SALT LAKE CITY — The last of the Utah counties that were holding out on issuing marriage licenses to same-sex couples reversed course Thursday and decided to hand out licenses to all eligible applicants.

Officials for the four holdouts – Box Elder, Utah, Piute and San Juan counties – told The Associated Press they had little choice after an appeals court Tuesday declined to intervene and halt gay marriage.

U.S. District Judge Robert Shelby ruled last week that Utah’s ban on gay marriage was unconstitutional, sending gay couples rushing to clerk offices for licenses.

The state plans to take its fight against gay marriage to the U.S. Supreme Court as early as Friday while it prepares an appeal of Shelby’s ruling to the Denver-based 10th U.S. Circuit Court of Appeals, said Ryan Bruckman, a spokesman for the Utah attorney general’s office.

Bruckman has said counties that fail to comply could be held in contempt of federal court.

The holdouts said they decided to obey Shelby’s ruling despite reservations and questions about their legal liability. Utah makes it a misdemeanor for county clerks to sanction a same-sex marriage.

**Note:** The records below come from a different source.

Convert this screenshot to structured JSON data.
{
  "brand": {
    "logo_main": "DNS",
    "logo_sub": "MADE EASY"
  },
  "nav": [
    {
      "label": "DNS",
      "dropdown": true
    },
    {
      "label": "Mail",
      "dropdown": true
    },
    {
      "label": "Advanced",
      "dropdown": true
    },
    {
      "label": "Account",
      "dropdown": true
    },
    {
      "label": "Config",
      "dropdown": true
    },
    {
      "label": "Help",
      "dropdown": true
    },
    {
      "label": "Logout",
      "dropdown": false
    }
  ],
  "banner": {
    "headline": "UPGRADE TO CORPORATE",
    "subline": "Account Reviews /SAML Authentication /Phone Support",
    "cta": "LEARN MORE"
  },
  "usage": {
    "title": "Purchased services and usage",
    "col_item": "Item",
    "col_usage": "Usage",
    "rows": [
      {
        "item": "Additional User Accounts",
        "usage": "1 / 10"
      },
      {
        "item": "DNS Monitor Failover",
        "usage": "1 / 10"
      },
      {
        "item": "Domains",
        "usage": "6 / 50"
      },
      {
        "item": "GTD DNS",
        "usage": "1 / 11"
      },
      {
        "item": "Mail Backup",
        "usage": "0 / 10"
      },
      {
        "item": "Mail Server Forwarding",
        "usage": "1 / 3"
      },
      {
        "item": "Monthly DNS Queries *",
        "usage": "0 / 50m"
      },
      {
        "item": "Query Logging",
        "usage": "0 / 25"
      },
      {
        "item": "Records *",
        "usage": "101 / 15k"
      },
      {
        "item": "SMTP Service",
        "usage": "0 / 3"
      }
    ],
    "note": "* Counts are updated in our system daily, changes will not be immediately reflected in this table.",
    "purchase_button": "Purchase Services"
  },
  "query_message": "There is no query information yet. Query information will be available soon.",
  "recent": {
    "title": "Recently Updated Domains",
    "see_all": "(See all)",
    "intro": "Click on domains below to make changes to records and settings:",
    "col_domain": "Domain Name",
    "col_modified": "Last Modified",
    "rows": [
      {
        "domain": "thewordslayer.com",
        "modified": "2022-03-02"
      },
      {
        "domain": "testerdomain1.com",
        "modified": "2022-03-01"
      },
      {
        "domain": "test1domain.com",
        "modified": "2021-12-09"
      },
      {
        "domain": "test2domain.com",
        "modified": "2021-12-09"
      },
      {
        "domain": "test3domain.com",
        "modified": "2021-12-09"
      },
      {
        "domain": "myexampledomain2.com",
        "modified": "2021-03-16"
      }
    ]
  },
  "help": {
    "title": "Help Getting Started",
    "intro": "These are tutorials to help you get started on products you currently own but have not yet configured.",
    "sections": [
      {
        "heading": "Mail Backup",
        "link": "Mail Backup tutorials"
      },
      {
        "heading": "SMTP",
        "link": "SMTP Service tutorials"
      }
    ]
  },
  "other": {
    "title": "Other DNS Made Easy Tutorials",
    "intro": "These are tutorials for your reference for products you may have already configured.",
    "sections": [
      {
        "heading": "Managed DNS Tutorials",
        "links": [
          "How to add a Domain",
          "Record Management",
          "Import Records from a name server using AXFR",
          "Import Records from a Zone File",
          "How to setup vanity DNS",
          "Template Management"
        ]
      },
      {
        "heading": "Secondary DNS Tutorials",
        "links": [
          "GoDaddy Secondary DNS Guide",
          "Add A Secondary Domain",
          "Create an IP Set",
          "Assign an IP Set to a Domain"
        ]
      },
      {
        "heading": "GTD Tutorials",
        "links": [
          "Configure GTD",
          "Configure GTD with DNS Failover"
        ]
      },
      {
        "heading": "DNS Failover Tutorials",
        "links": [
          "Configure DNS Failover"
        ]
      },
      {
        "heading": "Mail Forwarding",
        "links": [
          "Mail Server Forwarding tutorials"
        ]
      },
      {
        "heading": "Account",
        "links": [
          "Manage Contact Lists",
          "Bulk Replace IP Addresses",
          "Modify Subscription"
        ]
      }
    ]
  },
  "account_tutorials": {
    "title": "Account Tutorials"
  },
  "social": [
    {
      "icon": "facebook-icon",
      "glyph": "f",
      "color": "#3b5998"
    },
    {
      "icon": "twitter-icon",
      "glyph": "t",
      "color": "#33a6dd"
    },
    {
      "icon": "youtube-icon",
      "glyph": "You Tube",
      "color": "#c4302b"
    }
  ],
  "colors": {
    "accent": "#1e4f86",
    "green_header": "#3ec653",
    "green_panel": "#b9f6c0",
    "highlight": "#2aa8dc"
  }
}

San Juan County Clerk Norman Johnson said “what finalized it for me” was Gov. Gary Herbert’s order to state agencies to comply with Shelby’s decision and change procedures for the delivery of state services. To that end, the Utah Department of Workforce Services is recognizing gay couples for food stamp and welfare benefits.

Herbert called Johnson’s directive the “final straw.”